Unlike some of its contemporaries among puzzles, there need not be a one-to-one correspondence between givens and polyominoes in the solution; it is possible for two givens with matching number to belong to the same polyomino in the solution, and for a polyomino to have no given at all.
[edit] Solution methods
It is common practice in solving a Fillomino puzzle to add numbers to the empty cells when it is determined what size polyomino each must belong to; these numbers are effectively treated identically to the givens. As well as making it clear where many border segments must be drawn - such as between any two differing numbers, or surrounding a region of matching numbers whose quantity is that number - it also permits the second part of the puzzle's rule to be visualized as simply "the same number cannot appear on both sides of a border", which greatly accelerates solving. A curious side effect of numbering every cell is that when the puzzle is completed, the numbers alone unambiguously define the solution, the actual borders being trivially deducible. This makes communication of a solution without a grid quite feasible; indeed, solutions for Allied Occupation give only the numbers. (Nikoli always publishes solutions to their Fillomino puzzles with both the polyomino borders drawn in and numbers given in every cell.)
The typical means of starting a Fillomino puzzle is to draw in the obvious borders between non-matching givens and surrounding all polyominoes completed by the givens alone ('1's, pairs of orthogonally adjacent '2's, and so on). From there, the solver searches for three things, possibly in combination:
- Potential overloads. Each polyomino in the solution, if it were completely numbered, would contain matching numbers whose quantity is that number. If there is a place in the grid where adding a particular number would result in an orthogonally contiguous region of too many copies of that number, then borders to that cell from those numbers may be drawn in. Often the givens alone provide these, most commonly a pair of diagonally adjacent '2's: placing a '2' in either of the cells that share a side with both givens would result in an overload, so four cell borders may be drawn in (in the shape of a plus sign) separating the '2's.
- Limited domains. Every number in the grid - whether given or deduced - must ultimately be bordered into a region with that number of cells in it. Often, a number will require other cells to be in its region due to not having any alternative location to expand into. The most obvious case is a number (other than '1') bordered on three sides; the cell sharing the fourth side must belong to the same region, and consequently can bear the same number. The same principle applies to numbers bordered on only two sides but cannot possibly expand into enough cells in only one direction, and so on.
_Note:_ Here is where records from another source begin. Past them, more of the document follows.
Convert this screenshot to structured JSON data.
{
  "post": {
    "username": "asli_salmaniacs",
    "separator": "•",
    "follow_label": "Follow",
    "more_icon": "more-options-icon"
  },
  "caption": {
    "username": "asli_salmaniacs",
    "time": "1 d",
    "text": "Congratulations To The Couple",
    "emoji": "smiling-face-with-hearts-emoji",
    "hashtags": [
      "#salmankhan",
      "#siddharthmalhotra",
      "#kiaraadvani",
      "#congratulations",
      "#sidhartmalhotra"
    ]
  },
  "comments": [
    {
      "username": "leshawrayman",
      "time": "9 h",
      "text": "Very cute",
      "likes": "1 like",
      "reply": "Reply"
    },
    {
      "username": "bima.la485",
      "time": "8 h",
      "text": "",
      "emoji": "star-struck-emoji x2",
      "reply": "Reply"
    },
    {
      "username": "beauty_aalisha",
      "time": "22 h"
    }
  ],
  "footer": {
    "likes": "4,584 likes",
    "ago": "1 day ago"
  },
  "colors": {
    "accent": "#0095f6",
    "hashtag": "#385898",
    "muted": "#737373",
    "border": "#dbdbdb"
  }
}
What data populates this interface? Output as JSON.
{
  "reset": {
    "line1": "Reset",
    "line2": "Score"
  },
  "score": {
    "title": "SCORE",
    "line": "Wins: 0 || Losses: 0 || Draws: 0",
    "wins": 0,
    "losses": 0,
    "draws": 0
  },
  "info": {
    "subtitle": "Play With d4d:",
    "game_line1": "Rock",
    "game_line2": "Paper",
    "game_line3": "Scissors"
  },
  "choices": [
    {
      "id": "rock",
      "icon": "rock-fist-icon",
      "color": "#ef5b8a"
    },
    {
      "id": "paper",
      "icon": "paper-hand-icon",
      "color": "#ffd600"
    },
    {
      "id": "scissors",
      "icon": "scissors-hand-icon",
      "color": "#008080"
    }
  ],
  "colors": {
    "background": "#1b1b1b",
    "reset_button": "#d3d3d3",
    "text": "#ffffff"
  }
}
- Defined cells. In more challenging circumstances, sometimes working with the empty cells is easier than working with numbers. The most obvious case is when a single cell without a number becomes completely surrounded; without any help from other numbers, that cell must be a monomino, and can be marked with '1'. Similarly, two orthogonally adjacent empty cells surrounded together must be a domino, as two monominos cannot share a side. Even cells in regions not completely surrounded may be defined; a common occurrence is for an empty cell as part of a small region mostly bordered by solved polyominoes to have only one legal size of polyomino available to it, with other sizes being too large or would result in matching-size polyominoes sharing a side. This is perhaps best recognized by considering what number can legally be placed in such a cell and determining that only one exists.
[edit] Variants
Fillomino adapts to different geometries; hexagonal grids can be used, with the only change in the rules being replacing all instances of polyomino with polyhex. Another variant was published by Nikoli under the name NIKOJI; letters are used as givens instead of numbers, where the letters and polyominoes have a one-to-one correspondence and only matching letters have matching polyominoes (in size, shape, orientation, and letter position).